Beaucoup d’enseignants documentalistes imposent une démarche de recherche respectant un ordre de recours aux différents supports existants. C’est le cas d’une professeur documentaliste qui énumère dans l’ordre chronologique : le dictionnaire, l’encyclopédie papier, l’encyclopédie Encarta sur cédérom, BCDI, et en dernier recours Internet. Elle avance deux raisons majeures pour expliquer cette prescription. La première raison est d’ordre professionnel : « Parce que sinon c’est euh … ben, je vais sur l’ordinateur, et puis… et puis moi, je sers plus à rien ! ». Cette remarque est intéressante car elle laisse transparaître le malaise identitaire que l’apparition d’Internet provoque : cette enseignante documentaliste ne se sent pas dans un rôle naturel de médiatrice entre l’information numérique et l’élève, alors que sa fonction de médiation lui semble évidente entre l’information sur support papier et l’élève. La seconde explication donnée par cette professeur documentaliste pour justifier l’imposition d’un ordre de recours aux outils est liée au caractère chronophage de la recherche sur Internet, comparé à la rapidité avec laquelle une « bonne information peut être trouvée dans un livre documentaire ».
Valentine, élève en 6ème dans le collège où exerce cette enseignante documentaliste, voit sa démarche ordinaire de recherche contrariée, dans la mesure où elle ne parvient pas à utiliser Internet pour faire ses recherches : « C’est compliqué au CDI, il faut s’inscrire, et puis en fait il y a toujours des livres pour faire les recherches ». L’adolescente dénonce la contrainte imposée par les règles d’inscription planifiée pour les recherches informatiques, d’une part, et d’autre part, la démarche de recherche imposée au sein du centre de ressources. Dès lors, Valentine préfère effectuer ses recherches chez elle pour pouvoir les mener « comme je l’entends, sur Internet ».

**Un lieu influent

C’est un fait : au-delà des prescriptions mises en place par les enseignants documentalistes, qui conduisent à une restriction de l’expression des pratiques non formelles de recherche au CDI, l’espace documentaire exerce en lui-même une influence non négligeable de par le statut que les élèves lui confèrent.

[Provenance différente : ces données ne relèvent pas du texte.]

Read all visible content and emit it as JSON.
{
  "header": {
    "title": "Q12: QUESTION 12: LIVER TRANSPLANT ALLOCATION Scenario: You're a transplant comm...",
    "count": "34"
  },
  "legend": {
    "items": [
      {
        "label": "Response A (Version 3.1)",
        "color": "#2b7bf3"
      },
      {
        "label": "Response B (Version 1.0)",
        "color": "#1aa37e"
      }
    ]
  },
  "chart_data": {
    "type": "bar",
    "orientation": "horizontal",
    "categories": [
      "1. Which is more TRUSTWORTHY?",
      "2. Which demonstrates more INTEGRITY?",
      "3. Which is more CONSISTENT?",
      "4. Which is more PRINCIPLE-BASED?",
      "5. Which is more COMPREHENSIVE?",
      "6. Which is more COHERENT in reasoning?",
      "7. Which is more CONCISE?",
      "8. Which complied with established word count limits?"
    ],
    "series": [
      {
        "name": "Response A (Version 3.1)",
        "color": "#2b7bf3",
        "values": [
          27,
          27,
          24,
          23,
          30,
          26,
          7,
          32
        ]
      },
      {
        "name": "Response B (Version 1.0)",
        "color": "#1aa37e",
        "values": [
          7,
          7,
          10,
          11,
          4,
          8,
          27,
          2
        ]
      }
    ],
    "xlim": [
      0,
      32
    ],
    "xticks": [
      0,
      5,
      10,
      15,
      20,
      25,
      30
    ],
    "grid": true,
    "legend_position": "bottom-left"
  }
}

Pour les élèves, le CDI est un espace scolaire, fortement marqué par des règles d’utilisation, et cela influence de manière déterminante leur démarche de recherche. Beaucoup font d’ailleurs le choix de ne pas effectuer leurs recherches au CDI, en raison de la prescription, comme nous l’avons vu précédemment.

D’autres n’hésitent pas à faire leurs recherches au CDI, mais dans ce cas, ils adoptent une démarche documentaire radicalement différente de leur habitude informationnelle. Prenons le cas de Manon, élève en 6ème : « Au CDI, c’est différent, je vais sur des livres ! », explique-t-elle. Elle justifie ce comportement situé par le fait qu’au CDI se trouvent des ouvrages choisis par le professeur documentaliste, ce qui leur confère une importante légitimité. Persuadée que l’enseignant documentaliste a lu tous les livres présents au CDI, Manon voit dans le responsable du lieu une aide fondamentale pour ses recherches dans les livres. Quant à Émilie, également élève en 6ème, elle se dirige ordinairement sur Internet pour faire ses recherches. Toutefois, lorsqu’elle est au CDI, c’est d’abord « dans les livres » qu’elle va chercher des informations. Émilie nous explique que le fait d’être au CDI, entourée d’ouvrages documentaires, influence sa démarche de recherche, car elle voit à sa disposition des documents qui l’attirent et avec lesquels elle a le désir d’entrer en contact.

Faire du CDI un observatoire de pratiques

On le voit, le CDI, en tant qu’espace de prescriptions, influence de manière déterminante l’expression des pratiques non formelles de recherche sur Internet. Et si le professeur documentaliste saisissait l’opportunité qui s’offre à lui de faire du CDI un observatoire de pratiques non formelles sur lequel s’appuyer pour développer des pratiques formatives davantage adaptées aux besoins et pratiques ordinaires des élèves ?

**Pour une appréhension écologique de l’apprenant

En effet, dans l’activité de travail, nous ne sommes pas confrontés à un sujet épistémique abstrait, à l’intelligence désincarnée, mais bien aux conduites secrètes d’êtres sociaux aux prises avec les conflits de la réalité qu’ils veulent comprendre, s’expliquer, mais aussi résoudre en cherchant une signification à leurs efforts.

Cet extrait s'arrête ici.